Towards an Autonomy-Based Theory of Property

Event date
9 March 2017
Event time
09:00 - 11:00
Oxford week
Venue
Sutro Room Trinity College
Speaker(s)
Professor Hanoch Dagan

 Professor Hanoch Dagan will give a talk to the Advanced Property and Trusts class and the Property Law Discussion Group. 

 

Abstract.    For many years, I have developed two themes in my work on property.  One is that, rather than revolving around a core Blackstonian form of “sole and despotic dominion,” property law is structurally pluralistic.  The other is that, alongside the many manifestations of owners’ right to exclude that the Blackstonian understanding highlights, property in fact implies – from within rather than as an external constraint – important limitations to exclusion and even some rights to inclusion.   

In recent years, I have come to realize that many of my earlier presentations of both these themes, which were collected in Property: Values and Institutions (Oxford University Press, 2011), are radically incomplete and, as it were, started from the middle because I had not fully articulated their normative justification.  This presentation will develop the missing fundamental premise, thus reinstating both themes on firmer ground and thereby refining, extending, and to some extent also revising them.  I will argue that property’s structural pluralism and the significance of the right to be included (or, more generally, property’s compliance with relational equality) are two necessary pillars of a genuinely liberal conception of property, founded on the ultimate value of personal self-determination.

 Property should be conceptualized in structurally pluralistic terms because this understanding, and only this understanding, is conducive to autonomy.

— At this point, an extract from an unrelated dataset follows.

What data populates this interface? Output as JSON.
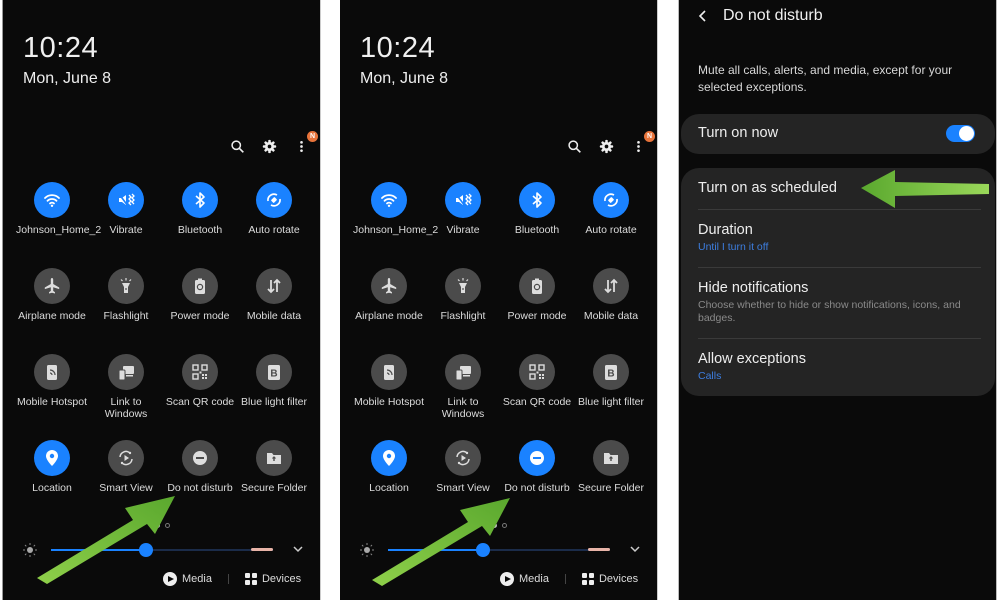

We should accordingly take the heterogeneity of our existing property law seriously because the multiplicity of property types facilitates the diversity of interpersonal relationships conducive to self-determination, thereby enabling property to achieve a core mission of private law in a liberal polity.  Property’s facilitation of this autonomy-enhancing pluralism is crucial because collective action problems, bounded rationality, and cognitive failures imply that the lack of proactive legal support often undermines many types of interactions, and thus people’s ability to pursue their own conception of the good.

   A similar analysis applies to the right to be included, which I now understand as one aspect of the relational equality prescription.  For example, fair housing rules that prohibit discrimination in the sale or rental of residential dwellings are not external to property law. Horizontal discriminatory practices are objectionable per se, regardless of whether the state takes care of its obligations of distributive justice and democratic citizenship.  Refusing to consider a would-be buyer of a dwelling merely because of her skin color, for example, fails to respect the individual on her own terms.  Property law must not, and does not, authorize social relationships that proceed in defiance of the equal standing and the autonomy of the person subject to discrimination.